LOCATION: Depart: Hirsh's Shoes Building 2934 E Broadway Blvd, Tucson, AZ 85716 This tour led by Architect Elaine Becherer and Tucson Historic Preservation Foundation CEO Demion Clinco will visit a selection of fascinating sacred spaces and modernist religious buildings. Following WWII, Tucson began an expansive transformation triggered by population growth.  New neighborhoods and subdivisions were designed; construction fueled by the GI bill, robust financing tools and a new American optimism.  Innovative and original architectural styles emerged with an emphasis on materials and form, a seismic departure from the traditionalist revival styles of the first half of the twentieth century.  As the population increased, the footprint of Tucson expanded in every direction. New commercial and cultural infrastructure developed to meet intensifying needs. Schools, libraries, shopping centers and religious buildings emerged the edges of new neighborhoods in an array of popular design trends. The Tucson citizen wrote in 1954:  
By 1954 the 125 churches in the Tucson area were investing in building projects Totaling 2 million. “Tucson is a city of churches – some of them old, many of them new and glistening.  In many different (and sometimes startling) ways, they press the reverence and faith...” Soaring walls of glass frame inspiring mountain visits in a number of churches more recently built. Modern materials used in modern ways give a look of individuality.

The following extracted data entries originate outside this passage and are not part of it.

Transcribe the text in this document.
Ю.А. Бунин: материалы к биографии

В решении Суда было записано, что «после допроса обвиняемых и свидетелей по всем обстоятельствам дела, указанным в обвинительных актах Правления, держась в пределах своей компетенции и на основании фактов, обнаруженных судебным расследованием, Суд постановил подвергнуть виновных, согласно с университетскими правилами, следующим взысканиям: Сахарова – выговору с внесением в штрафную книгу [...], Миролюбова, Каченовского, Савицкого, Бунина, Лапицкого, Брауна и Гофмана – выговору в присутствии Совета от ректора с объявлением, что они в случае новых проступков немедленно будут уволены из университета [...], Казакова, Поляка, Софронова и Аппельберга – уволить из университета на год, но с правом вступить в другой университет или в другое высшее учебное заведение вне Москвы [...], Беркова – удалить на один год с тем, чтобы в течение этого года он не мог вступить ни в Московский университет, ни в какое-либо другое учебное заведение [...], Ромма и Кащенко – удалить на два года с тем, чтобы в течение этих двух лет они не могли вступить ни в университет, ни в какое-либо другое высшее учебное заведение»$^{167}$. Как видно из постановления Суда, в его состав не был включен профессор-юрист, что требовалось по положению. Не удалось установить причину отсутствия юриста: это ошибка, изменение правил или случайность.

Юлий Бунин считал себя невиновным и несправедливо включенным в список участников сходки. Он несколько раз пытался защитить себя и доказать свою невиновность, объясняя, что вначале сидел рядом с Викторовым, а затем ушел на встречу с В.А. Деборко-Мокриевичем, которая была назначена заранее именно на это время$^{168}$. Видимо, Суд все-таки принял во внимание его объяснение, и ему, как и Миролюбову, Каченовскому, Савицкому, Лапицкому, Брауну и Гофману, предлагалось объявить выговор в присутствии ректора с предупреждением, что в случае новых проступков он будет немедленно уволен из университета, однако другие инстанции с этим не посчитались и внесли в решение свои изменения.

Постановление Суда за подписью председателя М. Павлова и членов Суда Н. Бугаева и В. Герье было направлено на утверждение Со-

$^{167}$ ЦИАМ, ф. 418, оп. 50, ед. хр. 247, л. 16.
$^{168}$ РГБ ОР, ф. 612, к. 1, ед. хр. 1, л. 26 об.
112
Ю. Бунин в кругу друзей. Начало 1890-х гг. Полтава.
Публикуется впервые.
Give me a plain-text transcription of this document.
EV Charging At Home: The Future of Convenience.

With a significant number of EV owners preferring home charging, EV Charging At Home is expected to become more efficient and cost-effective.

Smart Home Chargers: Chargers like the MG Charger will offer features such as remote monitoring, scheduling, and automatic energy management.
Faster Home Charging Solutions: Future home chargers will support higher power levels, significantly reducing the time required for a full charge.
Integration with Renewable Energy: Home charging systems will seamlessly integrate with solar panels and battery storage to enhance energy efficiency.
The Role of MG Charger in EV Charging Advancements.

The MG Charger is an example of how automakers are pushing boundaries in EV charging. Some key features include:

These religious buildings were a significant community investment.  While the traditionalism of faith seemed in revolutionary juxtaposition to innovative and progressive architectural design, young congregations joined with a new generation of architects to create groundbreaking projects. The new buildings both reconciled cost limitations and embraced a shift away from the classical cruciform plans to a more intimate modern interpretation of space.  The simplification of form and elimination of ornament were tenants of the modern movement. The new sacred spaces reflected exuberance and restrain; elegance and reserve. The interiors embraced an honesty of construction exposing raw materials and structural systems, an idiom that created an emotive language: uplifting, meditative, stirring and contemplative.